GLEN ALLEN, VA /PRNewswire/ -- State-of the-art inks and other materials are opening up new applications for inkjet as a manufacturing tool. As a result, the market for functional inkjet inks will reach $5.5 billion by 2016, according to the new report "Materials for Functional Inkjet Printing: A Market Forecast, 2009-2016" from NanoMarkets, an industry analyst firm based here.
- New materials provide inkjet with the ability to lower costs and increase performance in many areas of traditional electronics. For example, jetted tin/lead solders provide a less expensive way to fabricate interconnects for relatively simple devices, such as resistors and most photonic devices. Conversely, jetted silver and copper provide smaller features and enhanced conductivity compared with current screen-printing methods for printed circuit boards. Inkjet has also been a key fabrication tool for the emerging business of large-area electronics, which features displays, lighting, RFID tags, sensors, and photovoltaic panels often fabricated from organic conductors and semiconductors. By 2016, the market for jetted materials for display and signage applications alone should reach $1.2 billion.
- Inkjet is a non-contact process, which makes it more suitable than other functional printing systems for creating structures on delicate and difficult-to-work with substrates, such as textiles, board, and even human tissue. A broad range of conductive, photoactive, thermally sensitive, memory retentive, and chemically sensitive jettable inks is becoming available that will make inkjet a key fabrication approach for products from wearable electronics and smart packaging to drug delivery systems. However, this field is still searching for innovative new materials that are likely to involve interesting hybrids; nanoparticles of clay can be added to polymers and coated on textiles for greater penetration resistance, for example. By 2016, jettable materials for RFID, smart packaging, labels, and brand protection alone will account for almost $1.0 billion in revenues.
- Inkjet also offers new and better ways to create biomedical products from and to work with biological materials. The small size of the inkjet print head nozzle makes jetting ideal for engineering biological materials. Inkjet printing of diagnostic assays and the range of emerging applications in this sector is very broad. They include tissue engineering, drug delivery, drug screening, and applications in genomics, biotechnology, and biosensors. Some of these applications are revolutionary; organ printing, computer-aided jet-based tissue engineering, allows the building of a 3D object—a specific tissue or cell type—with living biological material.

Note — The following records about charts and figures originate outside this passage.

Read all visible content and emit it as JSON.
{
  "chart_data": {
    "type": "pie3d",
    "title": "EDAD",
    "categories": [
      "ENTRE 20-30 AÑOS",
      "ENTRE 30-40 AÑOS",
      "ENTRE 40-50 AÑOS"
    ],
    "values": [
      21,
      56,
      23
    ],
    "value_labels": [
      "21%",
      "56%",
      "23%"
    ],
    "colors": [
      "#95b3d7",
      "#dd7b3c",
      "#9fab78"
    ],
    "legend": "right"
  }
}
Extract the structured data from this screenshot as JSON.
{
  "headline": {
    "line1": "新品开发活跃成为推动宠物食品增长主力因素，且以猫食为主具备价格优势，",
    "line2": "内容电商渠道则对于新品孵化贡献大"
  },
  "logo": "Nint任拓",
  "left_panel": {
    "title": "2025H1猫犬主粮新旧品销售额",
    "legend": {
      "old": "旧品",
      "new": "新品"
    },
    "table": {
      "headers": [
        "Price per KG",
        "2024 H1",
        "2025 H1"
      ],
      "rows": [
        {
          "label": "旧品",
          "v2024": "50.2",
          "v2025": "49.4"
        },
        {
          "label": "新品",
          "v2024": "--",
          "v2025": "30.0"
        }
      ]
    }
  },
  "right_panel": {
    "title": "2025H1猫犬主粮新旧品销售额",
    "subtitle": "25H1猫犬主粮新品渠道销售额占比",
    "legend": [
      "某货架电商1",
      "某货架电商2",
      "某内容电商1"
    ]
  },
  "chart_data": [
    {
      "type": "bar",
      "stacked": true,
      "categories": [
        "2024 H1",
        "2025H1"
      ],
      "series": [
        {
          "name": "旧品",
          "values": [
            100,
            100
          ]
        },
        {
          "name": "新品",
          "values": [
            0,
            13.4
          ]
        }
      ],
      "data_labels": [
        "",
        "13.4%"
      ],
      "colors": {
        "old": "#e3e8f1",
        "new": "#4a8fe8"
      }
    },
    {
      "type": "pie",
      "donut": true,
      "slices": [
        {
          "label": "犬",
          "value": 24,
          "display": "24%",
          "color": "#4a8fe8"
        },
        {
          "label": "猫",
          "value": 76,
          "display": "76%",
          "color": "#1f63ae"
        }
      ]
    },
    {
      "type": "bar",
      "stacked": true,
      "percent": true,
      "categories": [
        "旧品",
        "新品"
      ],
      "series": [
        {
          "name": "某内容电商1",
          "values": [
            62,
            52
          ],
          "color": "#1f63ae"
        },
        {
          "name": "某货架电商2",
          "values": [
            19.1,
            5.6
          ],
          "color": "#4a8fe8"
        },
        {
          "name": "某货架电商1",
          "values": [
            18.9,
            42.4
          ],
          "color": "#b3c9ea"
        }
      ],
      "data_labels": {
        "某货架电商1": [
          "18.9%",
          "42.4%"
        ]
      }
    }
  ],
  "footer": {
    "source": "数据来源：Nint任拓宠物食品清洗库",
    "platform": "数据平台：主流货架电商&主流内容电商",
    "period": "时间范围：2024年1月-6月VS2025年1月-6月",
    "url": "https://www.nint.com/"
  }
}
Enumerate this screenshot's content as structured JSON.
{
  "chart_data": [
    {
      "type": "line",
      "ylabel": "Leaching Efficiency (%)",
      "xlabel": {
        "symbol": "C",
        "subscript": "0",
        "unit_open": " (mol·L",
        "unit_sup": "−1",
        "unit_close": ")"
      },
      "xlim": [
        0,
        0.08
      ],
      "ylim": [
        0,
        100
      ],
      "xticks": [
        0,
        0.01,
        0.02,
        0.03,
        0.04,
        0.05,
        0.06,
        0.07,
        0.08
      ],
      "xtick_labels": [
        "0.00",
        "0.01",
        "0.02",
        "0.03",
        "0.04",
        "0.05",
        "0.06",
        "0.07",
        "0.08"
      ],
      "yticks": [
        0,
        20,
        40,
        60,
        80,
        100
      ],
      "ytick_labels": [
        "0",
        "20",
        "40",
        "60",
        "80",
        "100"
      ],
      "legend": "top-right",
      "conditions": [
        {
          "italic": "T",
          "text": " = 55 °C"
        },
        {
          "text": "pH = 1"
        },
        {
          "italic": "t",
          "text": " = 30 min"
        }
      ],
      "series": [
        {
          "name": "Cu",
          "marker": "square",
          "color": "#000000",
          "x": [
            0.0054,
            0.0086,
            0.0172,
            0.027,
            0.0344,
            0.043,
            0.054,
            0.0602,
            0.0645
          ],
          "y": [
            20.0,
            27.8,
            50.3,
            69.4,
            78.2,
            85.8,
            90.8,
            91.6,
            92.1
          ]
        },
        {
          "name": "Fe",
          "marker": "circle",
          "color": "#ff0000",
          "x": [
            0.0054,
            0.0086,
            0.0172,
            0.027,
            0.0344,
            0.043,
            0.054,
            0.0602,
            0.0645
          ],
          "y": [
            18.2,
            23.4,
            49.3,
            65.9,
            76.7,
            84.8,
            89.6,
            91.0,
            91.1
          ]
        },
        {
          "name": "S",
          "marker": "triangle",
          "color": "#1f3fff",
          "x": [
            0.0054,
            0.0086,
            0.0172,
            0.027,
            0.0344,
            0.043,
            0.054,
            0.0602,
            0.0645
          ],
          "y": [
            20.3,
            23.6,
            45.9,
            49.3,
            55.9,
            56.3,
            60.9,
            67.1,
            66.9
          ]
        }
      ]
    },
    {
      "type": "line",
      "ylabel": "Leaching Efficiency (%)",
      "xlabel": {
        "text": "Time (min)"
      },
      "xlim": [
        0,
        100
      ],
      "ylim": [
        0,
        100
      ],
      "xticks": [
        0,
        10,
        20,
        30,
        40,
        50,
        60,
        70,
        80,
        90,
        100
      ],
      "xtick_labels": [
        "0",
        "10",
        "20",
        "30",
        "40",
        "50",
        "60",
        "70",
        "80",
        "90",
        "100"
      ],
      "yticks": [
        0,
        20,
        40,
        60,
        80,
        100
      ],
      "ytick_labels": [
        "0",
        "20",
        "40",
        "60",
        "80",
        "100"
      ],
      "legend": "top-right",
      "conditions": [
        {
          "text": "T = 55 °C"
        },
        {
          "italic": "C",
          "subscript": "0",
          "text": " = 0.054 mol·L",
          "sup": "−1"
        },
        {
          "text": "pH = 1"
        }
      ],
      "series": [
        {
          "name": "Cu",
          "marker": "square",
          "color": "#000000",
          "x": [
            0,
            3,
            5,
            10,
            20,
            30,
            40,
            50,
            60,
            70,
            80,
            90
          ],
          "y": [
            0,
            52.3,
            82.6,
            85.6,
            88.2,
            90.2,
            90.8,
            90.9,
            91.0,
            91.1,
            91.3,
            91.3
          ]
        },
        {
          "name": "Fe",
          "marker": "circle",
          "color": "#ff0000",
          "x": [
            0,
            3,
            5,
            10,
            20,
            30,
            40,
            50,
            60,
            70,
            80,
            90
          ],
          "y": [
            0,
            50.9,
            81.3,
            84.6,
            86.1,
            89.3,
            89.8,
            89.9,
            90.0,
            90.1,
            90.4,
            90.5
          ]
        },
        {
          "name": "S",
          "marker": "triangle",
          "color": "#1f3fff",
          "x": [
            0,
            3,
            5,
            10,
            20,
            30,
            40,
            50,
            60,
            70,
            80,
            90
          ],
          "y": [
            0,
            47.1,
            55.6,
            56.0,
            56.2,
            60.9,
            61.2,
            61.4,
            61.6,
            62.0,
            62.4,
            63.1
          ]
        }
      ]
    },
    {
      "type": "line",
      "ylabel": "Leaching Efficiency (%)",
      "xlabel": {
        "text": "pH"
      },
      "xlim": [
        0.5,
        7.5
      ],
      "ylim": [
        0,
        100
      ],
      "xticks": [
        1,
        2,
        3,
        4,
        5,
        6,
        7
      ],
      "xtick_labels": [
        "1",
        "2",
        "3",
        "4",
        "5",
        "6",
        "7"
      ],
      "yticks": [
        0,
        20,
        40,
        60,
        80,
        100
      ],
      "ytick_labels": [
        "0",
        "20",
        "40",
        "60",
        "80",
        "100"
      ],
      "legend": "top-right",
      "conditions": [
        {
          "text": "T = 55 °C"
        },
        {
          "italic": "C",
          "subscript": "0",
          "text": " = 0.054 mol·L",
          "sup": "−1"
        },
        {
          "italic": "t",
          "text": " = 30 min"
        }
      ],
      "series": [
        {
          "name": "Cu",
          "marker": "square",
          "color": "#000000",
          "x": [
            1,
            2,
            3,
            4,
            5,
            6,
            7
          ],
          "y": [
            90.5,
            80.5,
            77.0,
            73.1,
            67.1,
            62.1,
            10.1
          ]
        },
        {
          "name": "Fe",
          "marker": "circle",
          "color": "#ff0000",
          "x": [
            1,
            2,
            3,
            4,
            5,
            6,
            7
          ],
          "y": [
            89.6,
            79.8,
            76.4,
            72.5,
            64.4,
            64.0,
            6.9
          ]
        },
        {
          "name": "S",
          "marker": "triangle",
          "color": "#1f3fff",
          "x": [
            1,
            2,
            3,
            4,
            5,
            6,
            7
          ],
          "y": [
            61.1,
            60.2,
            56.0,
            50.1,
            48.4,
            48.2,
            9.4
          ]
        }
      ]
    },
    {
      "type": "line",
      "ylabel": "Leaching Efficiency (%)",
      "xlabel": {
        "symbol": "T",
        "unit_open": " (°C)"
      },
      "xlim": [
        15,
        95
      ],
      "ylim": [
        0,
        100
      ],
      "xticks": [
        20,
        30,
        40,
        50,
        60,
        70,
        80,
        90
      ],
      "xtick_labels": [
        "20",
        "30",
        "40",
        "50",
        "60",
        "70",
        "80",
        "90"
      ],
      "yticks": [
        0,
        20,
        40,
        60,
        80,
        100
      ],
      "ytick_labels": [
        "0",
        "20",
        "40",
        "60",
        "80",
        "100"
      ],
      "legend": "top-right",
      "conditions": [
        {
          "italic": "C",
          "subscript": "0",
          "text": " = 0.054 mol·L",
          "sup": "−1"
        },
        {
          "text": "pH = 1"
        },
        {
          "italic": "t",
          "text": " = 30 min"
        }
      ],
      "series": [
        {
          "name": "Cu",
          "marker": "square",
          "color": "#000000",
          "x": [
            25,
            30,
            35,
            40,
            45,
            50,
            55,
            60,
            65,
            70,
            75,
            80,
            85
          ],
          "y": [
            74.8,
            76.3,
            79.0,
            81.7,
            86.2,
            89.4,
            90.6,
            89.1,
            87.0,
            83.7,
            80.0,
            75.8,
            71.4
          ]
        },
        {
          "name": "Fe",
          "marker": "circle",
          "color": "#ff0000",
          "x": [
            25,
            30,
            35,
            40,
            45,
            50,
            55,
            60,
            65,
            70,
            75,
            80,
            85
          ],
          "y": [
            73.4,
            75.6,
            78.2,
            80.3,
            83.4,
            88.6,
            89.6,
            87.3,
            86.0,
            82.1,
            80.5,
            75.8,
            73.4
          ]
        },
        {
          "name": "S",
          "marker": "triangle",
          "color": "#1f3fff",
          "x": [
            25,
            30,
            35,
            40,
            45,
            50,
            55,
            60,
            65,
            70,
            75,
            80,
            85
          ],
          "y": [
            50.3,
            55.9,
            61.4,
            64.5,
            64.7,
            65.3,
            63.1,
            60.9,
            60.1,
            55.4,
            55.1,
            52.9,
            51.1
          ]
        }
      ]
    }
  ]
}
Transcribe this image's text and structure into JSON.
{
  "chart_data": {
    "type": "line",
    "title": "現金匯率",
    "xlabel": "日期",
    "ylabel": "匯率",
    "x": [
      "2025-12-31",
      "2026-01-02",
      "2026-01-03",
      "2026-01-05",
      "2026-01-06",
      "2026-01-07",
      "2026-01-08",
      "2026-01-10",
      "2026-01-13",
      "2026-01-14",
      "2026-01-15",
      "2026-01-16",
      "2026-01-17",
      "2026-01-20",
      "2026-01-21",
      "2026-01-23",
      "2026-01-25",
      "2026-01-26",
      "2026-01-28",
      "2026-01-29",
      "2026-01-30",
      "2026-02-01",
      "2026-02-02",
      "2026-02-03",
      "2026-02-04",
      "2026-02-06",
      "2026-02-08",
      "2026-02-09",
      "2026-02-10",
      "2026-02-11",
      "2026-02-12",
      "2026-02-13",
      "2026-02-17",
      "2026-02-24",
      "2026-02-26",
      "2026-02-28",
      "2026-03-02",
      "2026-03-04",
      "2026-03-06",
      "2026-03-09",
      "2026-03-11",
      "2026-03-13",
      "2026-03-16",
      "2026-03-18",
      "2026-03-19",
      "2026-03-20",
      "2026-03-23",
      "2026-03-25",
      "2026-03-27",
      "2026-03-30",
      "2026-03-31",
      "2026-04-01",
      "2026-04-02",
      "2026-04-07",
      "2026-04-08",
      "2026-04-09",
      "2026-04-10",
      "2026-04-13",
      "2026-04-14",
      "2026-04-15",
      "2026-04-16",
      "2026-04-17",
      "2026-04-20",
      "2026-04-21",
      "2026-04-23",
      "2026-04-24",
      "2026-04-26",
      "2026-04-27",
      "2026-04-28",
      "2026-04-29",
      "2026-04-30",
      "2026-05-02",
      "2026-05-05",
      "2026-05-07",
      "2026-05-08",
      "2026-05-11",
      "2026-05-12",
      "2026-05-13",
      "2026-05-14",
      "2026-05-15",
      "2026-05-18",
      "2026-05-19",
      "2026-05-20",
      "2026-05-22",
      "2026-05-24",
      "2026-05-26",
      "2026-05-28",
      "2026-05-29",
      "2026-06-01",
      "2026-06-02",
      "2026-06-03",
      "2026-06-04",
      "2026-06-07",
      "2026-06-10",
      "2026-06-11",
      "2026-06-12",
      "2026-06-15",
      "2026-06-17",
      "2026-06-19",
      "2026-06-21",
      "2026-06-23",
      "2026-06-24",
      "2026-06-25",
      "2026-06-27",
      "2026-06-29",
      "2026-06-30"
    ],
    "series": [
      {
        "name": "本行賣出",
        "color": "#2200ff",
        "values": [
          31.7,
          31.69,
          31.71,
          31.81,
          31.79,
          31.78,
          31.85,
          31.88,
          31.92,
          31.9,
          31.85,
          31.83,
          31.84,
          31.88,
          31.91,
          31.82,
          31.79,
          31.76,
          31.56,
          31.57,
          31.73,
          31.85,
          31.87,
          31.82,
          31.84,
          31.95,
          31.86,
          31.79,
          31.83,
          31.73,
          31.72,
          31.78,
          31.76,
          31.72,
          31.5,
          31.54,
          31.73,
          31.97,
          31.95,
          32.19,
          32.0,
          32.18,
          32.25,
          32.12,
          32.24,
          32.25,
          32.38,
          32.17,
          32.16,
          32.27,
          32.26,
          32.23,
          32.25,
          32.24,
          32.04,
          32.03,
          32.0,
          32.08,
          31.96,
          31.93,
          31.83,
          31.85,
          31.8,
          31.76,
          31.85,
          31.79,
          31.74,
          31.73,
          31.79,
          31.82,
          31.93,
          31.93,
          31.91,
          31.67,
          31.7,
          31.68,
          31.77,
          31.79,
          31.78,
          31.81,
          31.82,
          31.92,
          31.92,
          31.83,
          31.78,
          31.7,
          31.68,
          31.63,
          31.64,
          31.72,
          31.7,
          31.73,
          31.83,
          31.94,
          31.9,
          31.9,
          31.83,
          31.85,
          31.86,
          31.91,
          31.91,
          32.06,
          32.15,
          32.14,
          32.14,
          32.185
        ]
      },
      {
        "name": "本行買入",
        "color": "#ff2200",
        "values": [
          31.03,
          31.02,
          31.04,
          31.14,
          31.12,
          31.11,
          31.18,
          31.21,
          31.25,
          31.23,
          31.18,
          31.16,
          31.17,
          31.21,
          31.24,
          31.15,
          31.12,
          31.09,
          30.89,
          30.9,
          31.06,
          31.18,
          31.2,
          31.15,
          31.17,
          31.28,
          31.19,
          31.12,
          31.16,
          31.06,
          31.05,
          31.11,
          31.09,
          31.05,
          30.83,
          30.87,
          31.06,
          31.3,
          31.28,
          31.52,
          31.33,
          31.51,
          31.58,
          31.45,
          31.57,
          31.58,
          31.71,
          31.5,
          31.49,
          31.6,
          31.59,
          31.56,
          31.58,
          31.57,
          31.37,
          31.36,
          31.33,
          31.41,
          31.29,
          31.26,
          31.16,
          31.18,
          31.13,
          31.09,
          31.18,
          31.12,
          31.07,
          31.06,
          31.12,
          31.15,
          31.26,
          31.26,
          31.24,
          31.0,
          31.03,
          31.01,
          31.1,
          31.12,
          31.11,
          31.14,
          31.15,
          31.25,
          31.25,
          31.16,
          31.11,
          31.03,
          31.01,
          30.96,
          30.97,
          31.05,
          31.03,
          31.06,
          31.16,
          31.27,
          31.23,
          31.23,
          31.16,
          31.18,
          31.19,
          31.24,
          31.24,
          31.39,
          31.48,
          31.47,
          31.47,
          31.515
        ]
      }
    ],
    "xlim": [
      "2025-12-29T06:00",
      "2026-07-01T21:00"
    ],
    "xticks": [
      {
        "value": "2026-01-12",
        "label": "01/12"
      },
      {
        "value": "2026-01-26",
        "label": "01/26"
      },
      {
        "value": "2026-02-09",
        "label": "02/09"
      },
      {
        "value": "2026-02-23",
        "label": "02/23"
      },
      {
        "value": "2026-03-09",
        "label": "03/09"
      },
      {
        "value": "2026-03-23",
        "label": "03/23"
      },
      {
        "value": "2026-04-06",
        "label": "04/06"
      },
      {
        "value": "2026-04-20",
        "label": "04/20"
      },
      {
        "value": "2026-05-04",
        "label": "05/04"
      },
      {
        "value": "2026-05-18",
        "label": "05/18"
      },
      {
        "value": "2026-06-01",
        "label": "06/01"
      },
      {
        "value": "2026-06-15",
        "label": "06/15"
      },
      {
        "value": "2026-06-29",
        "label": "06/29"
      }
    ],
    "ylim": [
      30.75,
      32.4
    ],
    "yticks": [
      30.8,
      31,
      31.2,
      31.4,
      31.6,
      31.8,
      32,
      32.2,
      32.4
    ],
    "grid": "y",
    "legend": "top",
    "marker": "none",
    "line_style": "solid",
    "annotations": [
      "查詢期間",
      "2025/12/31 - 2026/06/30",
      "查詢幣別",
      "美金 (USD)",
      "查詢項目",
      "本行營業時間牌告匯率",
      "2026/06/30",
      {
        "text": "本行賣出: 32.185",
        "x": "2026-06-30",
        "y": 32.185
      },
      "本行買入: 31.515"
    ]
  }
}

This sector has made great strides using off-the-shelf printers, but there are still plenty of opportunities to create improved inks, both in terms of novel biomaterials that go into the inks and in terms of ink formulations that speed up processing.
- Combined with novel photopolymers, ceramics, polymer-clay nanocomposites, and polymer blend inks, inkjet provides easier-to-use, more compact, and more affordable 3D modeling and rapid prototyping. This will enable designers and engineers to accelerate fabrication processes and time to market; the turnaround for prototypes can effectively be reduced from weeks to hours.
About the Report
The new NanoMarkets report "Materials for Functional Inkjet Printing: A Market Forecast, 2009-2016" provides a complete analysis of the commercial opportunities for jettable materials for functional printing. In addition to the applications mentioned above, other applications covered include automotive components, MEMS, security printing, photovoltaics, adhesive dispensing, and ceramics and glass dispensing. A full range of inks are covered, including the aqueous, solvent-based, UV/EB, hot-melt/phase-change, and oil-based varieties. The report contains detailed eight-year volume and value forecasts broken out by volume, value, and geographical region, and the report contains detailed discussion of both existing products and current R&D.
NanoMarkets tracks and analyzes emerging market opportunities in electronics created by developments in advanced materials. The firm has published numerous reports related to organic, thin-film, and printable electronics materials and applications. The firm also publishes a blog.